29 January 2014

book review: remarkable creatures

remarkable creatures by tracy chevalier

i most often like to read novels that are set in a present day time period.  i'm not much for historical fiction; i like being able to relate to the characters in a setting that feels familiar to me.  but every once in a while i'll read the back cover of a book that may not meet this qualification but draws me in anyway.  tracy chevalier is an author known for setting her stories in different eras, expertly weaving fiction in with fact in such a fluid and engaging manner that i hardly notice that i'm actually learning about real events. 

remarkable creatures centers around a couple main characters.  first, mary (real life mary anning) is a young girl who is known for having been struck by lightning at a young age, though i never really see what this has to do with anything other than to perhaps prompt the reader into thinking hey, something about this girl is different and i should probably take notice.  she spends her time combing the beaches in her england seaside town for fossils that she sells for change.  her family is poor; her father makes cabinets and her mother earns meager money washing other people's linens.

elizabeth is the other primary character; she and her two sisters are forced to leave the house they grew up in when their brother decides to marry and they can no longer be supported.  they move to the same seaside town where mary anning lives and try to find ways to move on with their lives as single woman living at a level below that which they were accustomed but can be be afforded with their yearly allowance.  isn't it fascinating to think this was life for women back in the 1800s?  you (or your parents) had to find someone to marry but you also had to have a respectable family or wealth to lure the suitor; if you had neither, you shifted to living slightly on the edge of society. 

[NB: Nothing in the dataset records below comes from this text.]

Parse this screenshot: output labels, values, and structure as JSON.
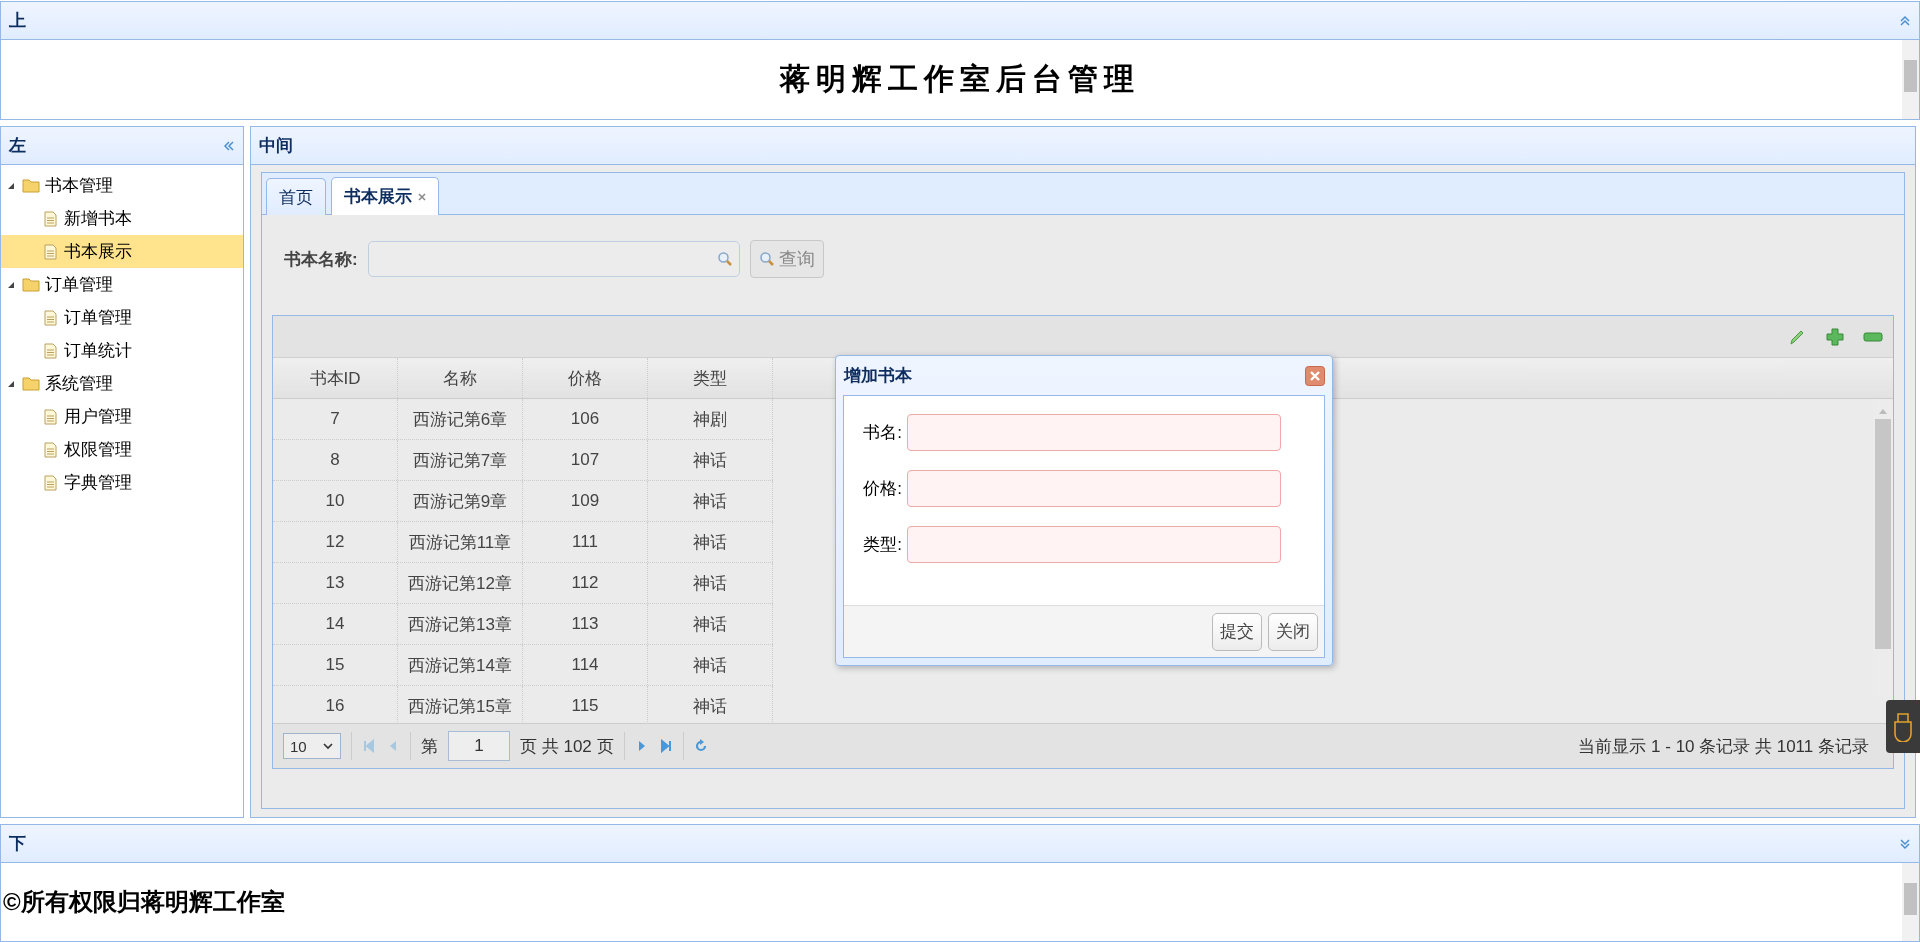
{
  "top": {
    "title": "上",
    "banner": "蒋明辉工作室后台管理"
  },
  "left": {
    "title": "左",
    "tree": [
      {
        "label": "书本管理",
        "expanded": true,
        "selected": false,
        "children": [
          {
            "label": "新增书本",
            "selected": false
          },
          {
            "label": "书本展示",
            "selected": true
          }
        ]
      },
      {
        "label": "订单管理",
        "expanded": true,
        "selected": false,
        "children": [
          {
            "label": "订单管理",
            "selected": false
          },
          {
            "label": "订单统计",
            "selected": false
          }
        ]
      },
      {
        "label": "系统管理",
        "expanded": true,
        "selected": false,
        "children": [
          {
            "label": "用户管理",
            "selected": false
          },
          {
            "label": "权限管理",
            "selected": false
          },
          {
            "label": "字典管理",
            "selected": false
          }
        ]
      }
    ]
  },
  "center": {
    "title": "中间",
    "tabs": [
      {
        "label": "首页",
        "selected": false,
        "closable": false
      },
      {
        "label": "书本展示",
        "selected": true,
        "closable": true
      }
    ],
    "search": {
      "label": "书本名称:",
      "button": "查询"
    },
    "grid": {
      "columns": [
        "书本ID",
        "名称",
        "价格",
        "类型"
      ],
      "rows": [
        [
          "7",
          "西游记第6章",
          "106",
          "神剧"
        ],
        [
          "8",
          "西游记第7章",
          "107",
          "神话"
        ],
        [
          "10",
          "西游记第9章",
          "109",
          "神话"
        ],
        [
          "12",
          "西游记第11章",
          "111",
          "神话"
        ],
        [
          "13",
          "西游记第12章",
          "112",
          "神话"
        ],
        [
          "14",
          "西游记第13章",
          "113",
          "神话"
        ],
        [
          "15",
          "西游记第14章",
          "114",
          "神话"
        ],
        [
          "16",
          "西游记第15章",
          "115",
          "神话"
        ]
      ],
      "pager": {
        "page_size": "10",
        "page_prefix": "第",
        "page": "1",
        "page_suffix": "页 共 102 页",
        "summary": "当前显示 1 - 10 条记录 共 1011 条记录"
      }
    },
    "dialog": {
      "title": "增加书本",
      "fields": [
        {
          "label": "书名:"
        },
        {
          "label": "价格:"
        },
        {
          "label": "类型:"
        }
      ],
      "buttons": [
        "提交",
        "关闭"
      ]
    }
  },
  "bottom": {
    "title": "下",
    "footer": "©所有权限归蒋明辉工作室"
  }
}
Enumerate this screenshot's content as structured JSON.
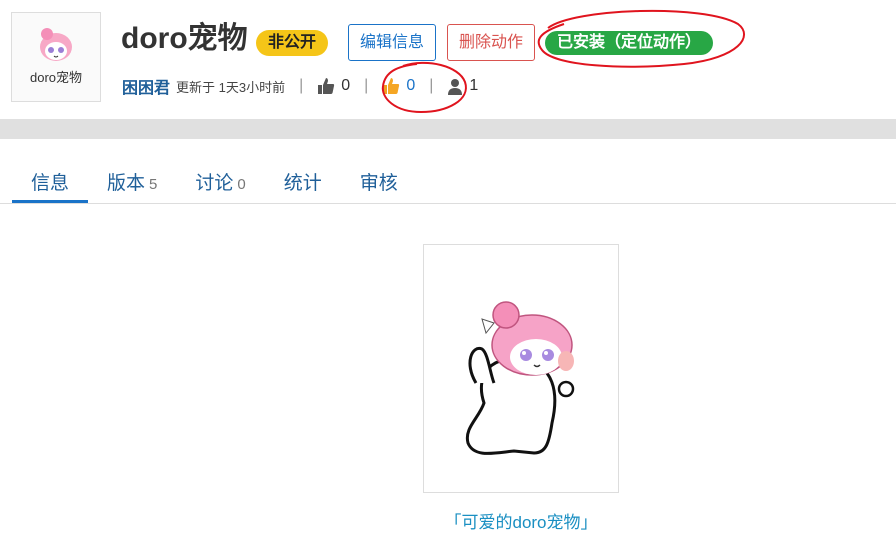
{
  "header": {
    "thumbnail_label": "doro宠物",
    "title": "doro宠物",
    "visibility_badge": "非公开",
    "edit_button": "编辑信息",
    "delete_button": "删除动作",
    "installed_badge": "已安装（定位动作）"
  },
  "meta": {
    "author": "困困君",
    "updated": "更新于 1天3小时前",
    "separator": "|",
    "likes": "0",
    "thumbs_up": "0",
    "users": "1"
  },
  "tabs": [
    {
      "label": "信息",
      "count": ""
    },
    {
      "label": "版本",
      "count": "5"
    },
    {
      "label": "讨论",
      "count": "0"
    },
    {
      "label": "统计",
      "count": ""
    },
    {
      "label": "审核",
      "count": ""
    }
  ],
  "preview": {
    "caption": "「可爱的doro宠物」"
  },
  "colors": {
    "link": "#1f5f99",
    "accent_blue": "#1a73c8",
    "private_badge": "#f5c518",
    "installed_badge": "#28a745",
    "delete_red": "#d9534f",
    "annotation_red": "#e0141e",
    "caption": "#1a8fc2"
  },
  "icons": [
    "thumbs-up-dark-icon",
    "thumbs-up-orange-icon",
    "user-icon"
  ]
}
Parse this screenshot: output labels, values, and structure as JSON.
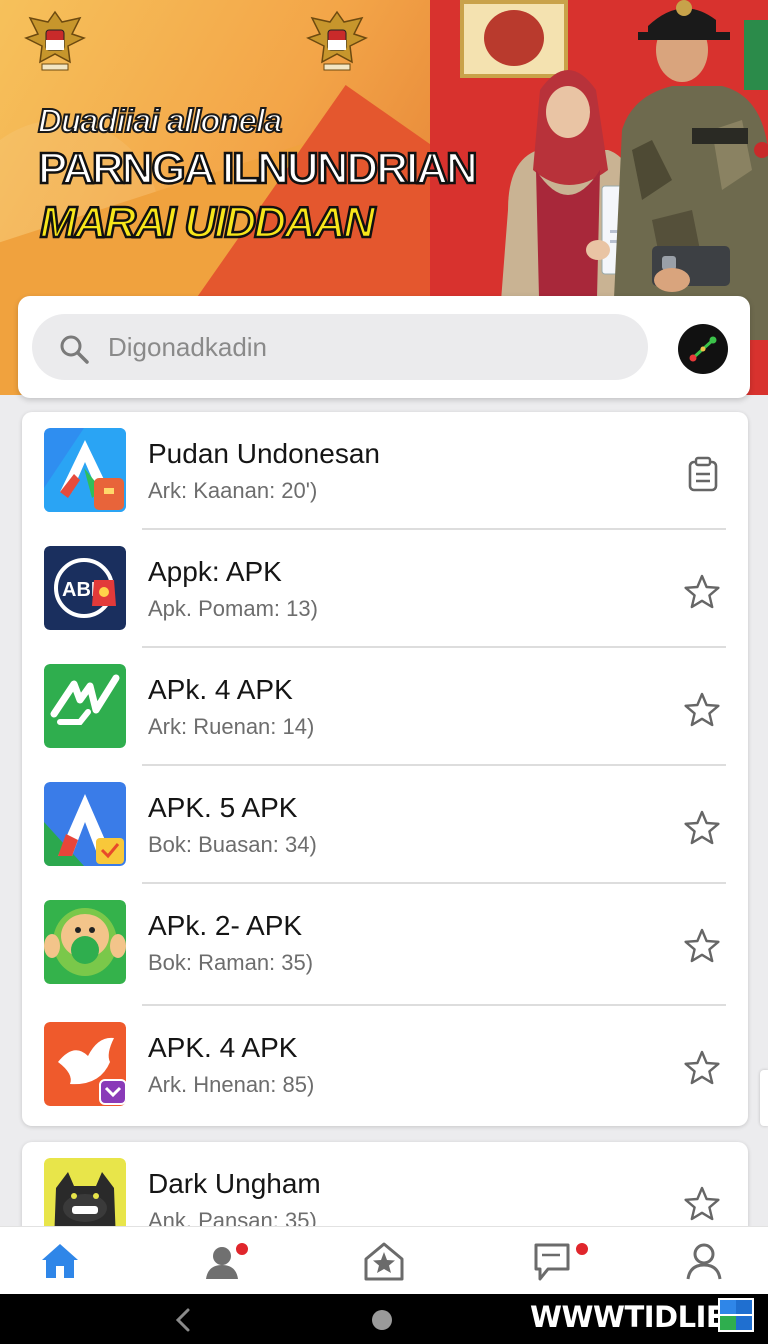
{
  "hero": {
    "line1": "Duadiiai allonela",
    "line2": "PARNGA ILNUNDRIAN",
    "line3": "MARAI UIDDAAN"
  },
  "search": {
    "placeholder": "Digonadkadin",
    "icon": "search-icon",
    "action_icon": "graph-icon"
  },
  "apps": [
    {
      "name": "Pudan Undonesan",
      "meta": "Ark: Kaanan: 20')",
      "icon": "app-store-icon",
      "action": "clipboard-icon",
      "color": "#2f8ef0"
    },
    {
      "name": "Appk: APK",
      "meta": "Apk. Pomam: 13)",
      "icon": "app-badge-icon",
      "action": "star-icon",
      "color": "#1a2f5e"
    },
    {
      "name": "APk. 4 APK",
      "meta": "Ark: Ruenan: 14)",
      "icon": "check-wave-icon",
      "action": "star-icon",
      "color": "#2fae4e"
    },
    {
      "name": "APK. 5 APK",
      "meta": "Bok: Buasan: 34)",
      "icon": "google-a-icon",
      "action": "star-icon",
      "color": "#3a7ce8"
    },
    {
      "name": "APk. 2- APK",
      "meta": "Bok: Raman: 35)",
      "icon": "cartoon-face-icon",
      "action": "star-icon",
      "color": "#34b24b"
    },
    {
      "name": "APK. 4 APK",
      "meta": "Ark. Hnenan: 85)",
      "icon": "wing-icon",
      "action": "star-icon",
      "color": "#ef5a2c"
    }
  ],
  "partial_app": {
    "name": "Dark Ungham",
    "meta": "Ank. Pansan: 35)",
    "icon": "dark-cat-icon",
    "action": "star-icon",
    "color": "#e8e54a"
  },
  "bottom_nav": [
    {
      "label": "home",
      "icon": "home-icon",
      "active": true
    },
    {
      "label": "profile-alert",
      "icon": "person-alert-icon",
      "badge": true
    },
    {
      "label": "favorites",
      "icon": "star-house-icon"
    },
    {
      "label": "messages",
      "icon": "chat-icon",
      "badge": true
    },
    {
      "label": "account",
      "icon": "user-icon"
    }
  ],
  "system_bar": {
    "watermark": "WWWTIDLIES"
  },
  "colors": {
    "accent": "#2f86e8",
    "badge": "#e0262c",
    "hero_yellow": "#f7e61a",
    "hero_red": "#d8322e"
  }
}
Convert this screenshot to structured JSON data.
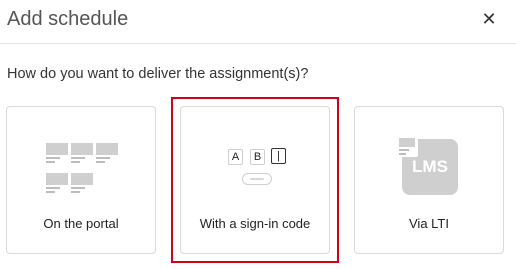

such was the case for unmarried elizabeth who develops the same hobby and passion of collecting fossils as mary, and despite their age difference they become acquaintances.  what follows is an interesting story of the two characters finding fossils, finding friendship, and finding what it means for them both to live in a town that neither feel they can ever escape.

to be honest, as i was reading this novel i had no concept that i was reading about factual events & people written in an author's unique voice.  in fact, i'm not sure much was embellished at all except the trio of sisters; from the research i did afterwards, mary anning's story in the novel and her real-life history practically align.  she indeed became known for discovering incredible fossils and challenging the thinking of the time about the development of the earth -- if these fossils are bones that came together to make complete animals that no longer exist, what does that say for god being the ultimate creator of the earth and all of his creatures having a purpose vs natural selection, survival of the fittest?  it's an interesting topic of discussion even today and tracy chevalier prompts the reader to ponder this very question through her astute storytelling.  i thoroughly enjoyed this novel -- and dare i say i learned something as well!